Annessioni del genere ci furono durante la Prima repubblica e raggiunsero il culmine con la presidenza Leone, ma dalla presidenza Pertini in poi scomparvero del tutto e i ruoli riacquistarono la doverosa nettezza prevista dalla Costituzione. Nettezza tanto più necessaria in una fase in cui – al di là del conteggio dei seggi parlamentari – la maggioranza è stata votata dal 47 per cento degli elettori.

Sappiamo che il nuovo governo, subito dopo il voto di fiducia, si appresta ad affrontare i due primi e importanti appuntamenti: quello della sicurezza e quello dell’economia per un rilancio della domanda interna. Questioni complesse e irte di difficoltà. Il ministro dell’Interno, Maroni e quello della Giustizia, Alfano, stanno lavorando sul primo tema; il ministro dell’Economia, Tremonti, sul secondo.

La premessa al pacchetto “sicurezza” è una direttiva europea in corso di avanzato esame, che dovrebbe prolungare la permanenza degli immigrati nei centri di accoglienza e custodia fino a 18 mesi. Se e quando questa direttiva entrerà in vigore, essa darebbe tempo di esaminare in modo approfondito la figura dei vari immigrati e accoglierli o rispedirli ai paesi di provenienza.

Ma di ben più incisivo contenuto sono le misure di pertinenza del governo, predisposte dall’avvocato Ghedini, uno dei difensori di Berlusconi e membro del Parlamento. Si va da un elenco di reati particolarmente sensibili ai quali applicare le nuove misure, ad aumenti di pena rilevanti, all’obbligo di processi per direttissima nei casi di semi-flagranza, all’abolizione dei benefici di legge per i reati reiterati, all’istituzione del reato d’immigrazione clandestina.

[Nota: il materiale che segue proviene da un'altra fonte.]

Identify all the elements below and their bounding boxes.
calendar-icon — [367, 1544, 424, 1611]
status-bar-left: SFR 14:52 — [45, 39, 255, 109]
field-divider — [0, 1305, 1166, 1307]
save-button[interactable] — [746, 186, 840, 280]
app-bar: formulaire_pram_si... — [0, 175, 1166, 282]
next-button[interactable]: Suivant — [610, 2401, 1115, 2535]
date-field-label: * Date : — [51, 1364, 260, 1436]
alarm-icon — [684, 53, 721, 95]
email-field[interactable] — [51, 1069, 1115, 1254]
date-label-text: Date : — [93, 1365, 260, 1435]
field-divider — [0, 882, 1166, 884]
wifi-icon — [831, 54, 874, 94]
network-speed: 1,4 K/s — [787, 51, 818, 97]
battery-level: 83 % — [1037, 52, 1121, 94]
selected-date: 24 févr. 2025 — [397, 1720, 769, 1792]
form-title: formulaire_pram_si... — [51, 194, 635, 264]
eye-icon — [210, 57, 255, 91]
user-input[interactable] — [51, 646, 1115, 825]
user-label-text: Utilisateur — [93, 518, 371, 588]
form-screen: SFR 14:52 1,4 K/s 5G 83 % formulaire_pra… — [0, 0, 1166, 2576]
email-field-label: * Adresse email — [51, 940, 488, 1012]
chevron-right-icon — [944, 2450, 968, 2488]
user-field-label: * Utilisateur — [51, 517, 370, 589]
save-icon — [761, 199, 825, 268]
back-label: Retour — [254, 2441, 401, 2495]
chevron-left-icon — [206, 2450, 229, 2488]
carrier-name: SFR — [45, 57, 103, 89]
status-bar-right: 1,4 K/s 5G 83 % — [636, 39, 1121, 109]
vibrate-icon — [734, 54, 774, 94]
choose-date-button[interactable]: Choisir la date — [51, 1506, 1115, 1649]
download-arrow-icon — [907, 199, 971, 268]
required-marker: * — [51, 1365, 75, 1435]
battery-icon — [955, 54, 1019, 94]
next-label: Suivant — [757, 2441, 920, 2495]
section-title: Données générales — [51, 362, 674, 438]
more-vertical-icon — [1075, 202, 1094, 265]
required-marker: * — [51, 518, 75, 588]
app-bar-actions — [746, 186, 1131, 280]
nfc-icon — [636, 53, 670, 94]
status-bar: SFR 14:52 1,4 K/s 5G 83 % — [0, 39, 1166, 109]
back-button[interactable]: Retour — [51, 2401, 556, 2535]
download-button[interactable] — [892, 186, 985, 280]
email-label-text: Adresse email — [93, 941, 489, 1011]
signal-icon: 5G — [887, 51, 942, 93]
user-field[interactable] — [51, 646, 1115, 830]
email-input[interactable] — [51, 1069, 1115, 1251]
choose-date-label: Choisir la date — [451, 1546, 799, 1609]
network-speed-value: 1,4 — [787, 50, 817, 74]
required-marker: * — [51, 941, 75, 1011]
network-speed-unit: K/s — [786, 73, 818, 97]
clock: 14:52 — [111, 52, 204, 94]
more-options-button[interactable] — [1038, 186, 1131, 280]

Infine alla chiusura delle frontiere per i “rom” provenienti dalla Romania, e al rimpatrio immediato di quelli irregolarmente entrati e residenti in Italia.

Quest’ultimo punto è particolarmente delicato perché richiede un accordo con il governo di Bucarest che non sembra affatto disposto a concederlo ed anzi minaccia eventuali rappresaglie sugli italiani residenti in Romania.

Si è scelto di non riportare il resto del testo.